Britain and France are the only two major European nations to make statements of intent to punish Assad’s atrocity, but Prime Minister David Cameron’s humiliating defeat in the British Parliament last week has left France’s President Hollande looking somewhat isolated in his determination to step into the breach. Germany and Italy, probably the only two others with the capability to do anything meaningful, have shrugged their shoulders and turned their backs on the issue. Cameron’s parliamentary defeat has as much to do with a fear of repeating Tony Blair’s embarrassing Iraq debacle as with his personal popularity.
The lack of purpose and decision by the West could have dire consequences in the not too far distant future and cause even more instability in the conflict-ridden Middle East. Unsurprisingly it is Israel that has immediately picked up on the consequences of the West’s indecision, because they affect her the most and include a potential increase in three existing threats.
Firstly, President Assad has threatened to retaliate against any Western attack by attacking Israel; something Iran has also threatened, in support of her ally. Unlikely as it is that either would carry through on these threats, any of the elements involved in the Syrian civil war could decide that an attack on Israel over or through the Golan Heights is a good idea. Hence the redeployment of Israel’s “Iron Dome” missile defense batteries northwards and a flurry of Israelis replacing old gas masks with new models! While a punitive attack by the West could lead to any, all or none of the above, the uncertainty leaves Israel feeling vulnerable on the Golan at the same time as her Lebanese (Hizbollah) and Egyptian (Sinai terror attacks) borders are unstable.
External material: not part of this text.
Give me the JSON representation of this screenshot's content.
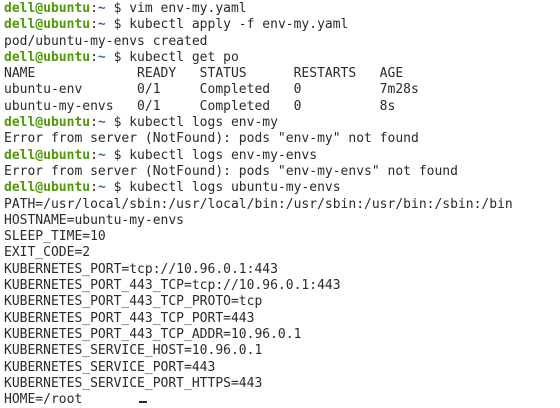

Secondly, Damascus is only about an hour’s drive from Israel’s Northern border (not that too many people make the journey these days). Tehran is a lot further away, but the consequences for Israel of a nuclear-armed Iran are unimaginably worse than the threat of a Syrian chemical attack. The worry in the Israeli government now is this; if the West dithers over responding to a real chemical atrocity with over 1,000 innocent people dead, will the free democracies step up to the bar when Iran has nuclear-tipped missiles pointing at Israel, but hasn’t killed anyone yet? Continuing indecision over punishing President Assad (assuming the allegations are true) leaves Israel with fewer options when Iran reaches her nuclear goals and makes it more likely that Israel will carry out a unilateral pre-emptive strike.
Lastly, this lack of confidence Israel is feeling towards the West, particularly the US, impacts on the present round of peace talks with the Palestinians. The international community has pressed a number of times for an international peace-keeping force to be a part of the provision for Israel’s security in the event of a two-state solution to the conflict. Israel has rebuffed this idea on each occasion and dilly-dallying over punishing Syria reinforces the opinion of many Israeli leaders that they could not trust the West to defend them if the chips were down. In the case of a peace-keeping force on her borders with a future Palestine, this would mean ensuring that Tel Aviv or Jerusalem were not destroyed by terrorist rockets from the West Bank. That takes a lot of trust; trust which this week’s events in London, Washington and European capitals is not inspiring in Israel’s government.
As time rolls on – and as they say, “a week is along time in politics” – time is running out for any punitive measures to have their full effect. Even assuming some of the gathering warships in the Eastern Mediterranean take out Syrian regime facilities within the next few days, the message is out; the West cannot take decisive action when it’s needed. The message is through to Israel as well. Whatever the US and Europe say about being Israel’s “best friend” – when the chips are down, the button is pressed, or whatever – Israel will be on her own; as she has been for, oh, about the last sixty three years.